Latterly, he was involved in this protest about the erection of a new glass and concrete five-star hotel and shopping mall in the shadow of Waverley Station.

To Skeel, the Old Toon was more than a tourist destination, it was home, and he longed for it to retain a sense of community. He also despised the anonymity, as he saw it, of much modern architecture, which he felt was without a sense of place. Although a traditionalist in many ways, he did admire the architecture of the Scottish Parliament, admiring the way it fitted in with his neighbours on every side.

Skeel wanted to see the Old Toon’s unique character respected and revived in its new buildings, whether traditional or modern. He also liked Glasgow ‘s Museum of Religion , which he felt achieved this.

Skeel made a living painting and decorating, but his backdrops also adorn many houses, restaurants and museums in Edinburgh and other parts of Scotland . He had several commissions in the new Museum of Scotland and was perhaps proudest of painting the Declaration of Arbroath in fine calligraphy on to the wall there. He also painted murals in Bar Roma and Ryan’s Bar in the city’s west end.

Skeel was a tall man with a unique sense of style and, when decked in plaid and with his long beard plaited, a memorable figure.

He loved to walk, and when visiting friends in outlying areas of Edinburgh , such as Musselburgh and Balerno, he would refuse to catch the bus, preferring to cover the ground on his own two feet. As a younger man he twice travelled overland to India , once in an army ambulance and once hitching, by train and, his friends suspect, walking a great deal of the way.

More recently he refused to travel by plane because of environmental issues and he and his partner, Nell Dunn, lived a fairly quiet life in their Old Toon flat, which was often adorned with a banner hanging out the window.

Skeel met Nell, a niece of Tom Sutherland, who was a hostage in Beirut for several years, in 1974 after he returned from India . She was 22 at the time and recalls how he was the only one of her boyfriends who would turn up at her parents’ farmhouse near Airth unexpectedly on foot, having walked miles from the station.

Skeel was born in Drummond Street , in the Old Town , where he was delivered by a next-door neighbour in 1946.

But he had a troubled childhood and youth, losing his father when he was a child and his mother when he was 15. His older brother, who was in his 20s, took care of him as best he could but Skeel, although he got into art college in Edinburgh age 16, ended up transferring to Dundee and then dropping out.
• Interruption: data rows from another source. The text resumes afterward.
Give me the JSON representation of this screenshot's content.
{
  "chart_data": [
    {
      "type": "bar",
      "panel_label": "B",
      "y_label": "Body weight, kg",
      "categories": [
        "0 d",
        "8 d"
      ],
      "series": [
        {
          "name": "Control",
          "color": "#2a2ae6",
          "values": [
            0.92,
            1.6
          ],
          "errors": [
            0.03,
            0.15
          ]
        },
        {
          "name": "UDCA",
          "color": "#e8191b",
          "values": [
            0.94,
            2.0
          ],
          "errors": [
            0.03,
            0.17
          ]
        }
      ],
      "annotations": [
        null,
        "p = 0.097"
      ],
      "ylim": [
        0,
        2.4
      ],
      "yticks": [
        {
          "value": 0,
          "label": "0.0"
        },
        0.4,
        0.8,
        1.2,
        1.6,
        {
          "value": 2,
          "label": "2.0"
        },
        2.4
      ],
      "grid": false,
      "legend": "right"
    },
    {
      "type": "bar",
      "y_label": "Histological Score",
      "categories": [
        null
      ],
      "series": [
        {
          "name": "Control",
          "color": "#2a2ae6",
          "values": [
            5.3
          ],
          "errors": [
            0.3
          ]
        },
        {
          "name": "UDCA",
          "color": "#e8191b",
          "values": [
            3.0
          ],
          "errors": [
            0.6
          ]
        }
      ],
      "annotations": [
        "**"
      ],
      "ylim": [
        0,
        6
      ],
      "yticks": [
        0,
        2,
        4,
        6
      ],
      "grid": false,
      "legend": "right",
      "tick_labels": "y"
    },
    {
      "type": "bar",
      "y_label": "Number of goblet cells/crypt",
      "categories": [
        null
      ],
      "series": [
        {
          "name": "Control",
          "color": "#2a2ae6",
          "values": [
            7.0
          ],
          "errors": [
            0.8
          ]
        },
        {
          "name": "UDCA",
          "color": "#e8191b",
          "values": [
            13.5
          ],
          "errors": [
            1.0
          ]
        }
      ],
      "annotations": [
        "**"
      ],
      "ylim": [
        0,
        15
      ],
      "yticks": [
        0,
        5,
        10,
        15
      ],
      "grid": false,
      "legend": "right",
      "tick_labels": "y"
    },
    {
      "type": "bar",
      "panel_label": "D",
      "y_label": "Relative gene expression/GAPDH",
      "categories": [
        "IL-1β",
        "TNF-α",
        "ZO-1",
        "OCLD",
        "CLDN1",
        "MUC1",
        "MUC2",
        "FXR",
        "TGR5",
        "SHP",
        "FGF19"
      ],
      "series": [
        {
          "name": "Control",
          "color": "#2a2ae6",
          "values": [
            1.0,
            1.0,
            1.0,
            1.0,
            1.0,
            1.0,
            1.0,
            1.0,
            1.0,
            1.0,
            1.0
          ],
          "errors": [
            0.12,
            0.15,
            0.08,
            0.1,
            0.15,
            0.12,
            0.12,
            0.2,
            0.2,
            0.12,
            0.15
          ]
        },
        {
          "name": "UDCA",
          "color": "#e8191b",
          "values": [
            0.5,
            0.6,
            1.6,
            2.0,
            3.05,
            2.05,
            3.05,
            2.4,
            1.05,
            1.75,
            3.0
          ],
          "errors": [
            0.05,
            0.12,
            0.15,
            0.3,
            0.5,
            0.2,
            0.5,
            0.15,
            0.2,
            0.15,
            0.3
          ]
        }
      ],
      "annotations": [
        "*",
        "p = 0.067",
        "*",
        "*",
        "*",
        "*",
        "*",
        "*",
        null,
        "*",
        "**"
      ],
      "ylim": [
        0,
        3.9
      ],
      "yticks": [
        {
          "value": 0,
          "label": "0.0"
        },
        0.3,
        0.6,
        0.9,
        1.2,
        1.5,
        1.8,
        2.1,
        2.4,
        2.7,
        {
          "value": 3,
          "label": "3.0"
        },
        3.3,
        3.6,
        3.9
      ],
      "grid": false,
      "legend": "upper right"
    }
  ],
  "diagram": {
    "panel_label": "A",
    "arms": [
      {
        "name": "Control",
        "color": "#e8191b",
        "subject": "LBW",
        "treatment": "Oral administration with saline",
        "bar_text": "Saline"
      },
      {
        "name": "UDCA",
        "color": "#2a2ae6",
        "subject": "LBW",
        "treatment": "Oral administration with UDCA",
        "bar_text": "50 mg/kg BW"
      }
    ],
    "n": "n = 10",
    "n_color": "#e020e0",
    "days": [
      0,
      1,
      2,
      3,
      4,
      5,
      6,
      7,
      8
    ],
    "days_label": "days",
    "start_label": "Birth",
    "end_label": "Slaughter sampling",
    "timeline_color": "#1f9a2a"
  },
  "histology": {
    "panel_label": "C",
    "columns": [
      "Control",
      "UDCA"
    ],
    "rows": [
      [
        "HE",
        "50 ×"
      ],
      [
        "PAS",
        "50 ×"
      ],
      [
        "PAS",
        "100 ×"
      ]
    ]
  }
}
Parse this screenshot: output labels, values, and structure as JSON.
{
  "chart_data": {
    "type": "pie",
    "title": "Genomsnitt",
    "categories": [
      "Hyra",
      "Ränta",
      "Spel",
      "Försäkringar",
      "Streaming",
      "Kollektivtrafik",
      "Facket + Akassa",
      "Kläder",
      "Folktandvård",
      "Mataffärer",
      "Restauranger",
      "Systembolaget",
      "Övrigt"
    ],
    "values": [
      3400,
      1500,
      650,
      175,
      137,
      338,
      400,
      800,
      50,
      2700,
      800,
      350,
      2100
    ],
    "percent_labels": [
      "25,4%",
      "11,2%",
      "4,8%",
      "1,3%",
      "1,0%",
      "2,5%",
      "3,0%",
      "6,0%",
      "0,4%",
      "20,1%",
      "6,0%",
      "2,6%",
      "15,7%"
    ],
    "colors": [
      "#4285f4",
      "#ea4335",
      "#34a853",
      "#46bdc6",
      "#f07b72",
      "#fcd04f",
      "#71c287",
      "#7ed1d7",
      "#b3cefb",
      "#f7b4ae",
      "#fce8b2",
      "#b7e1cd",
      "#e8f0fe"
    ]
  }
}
However, after he met Nell he found stability and enjoyed a rewarding home life. The couple, who had no children, were close and worked together on many painting jobs. Skeel, who liked to chew the fat and debate the state of the world with Nell or other friends over a dram or three, will be much missed.

 

Nell herself died just a few months later of cervical cancer which she had been fighting bravely for some time. When Kenny died, she purchased a double plot at Corstorphine Hill but just before her death she changed her mind about being buried there and was cremated instead.

This is an updated version of his obituary, versions of which were published in the Herald, the Scotsman and the Guardian.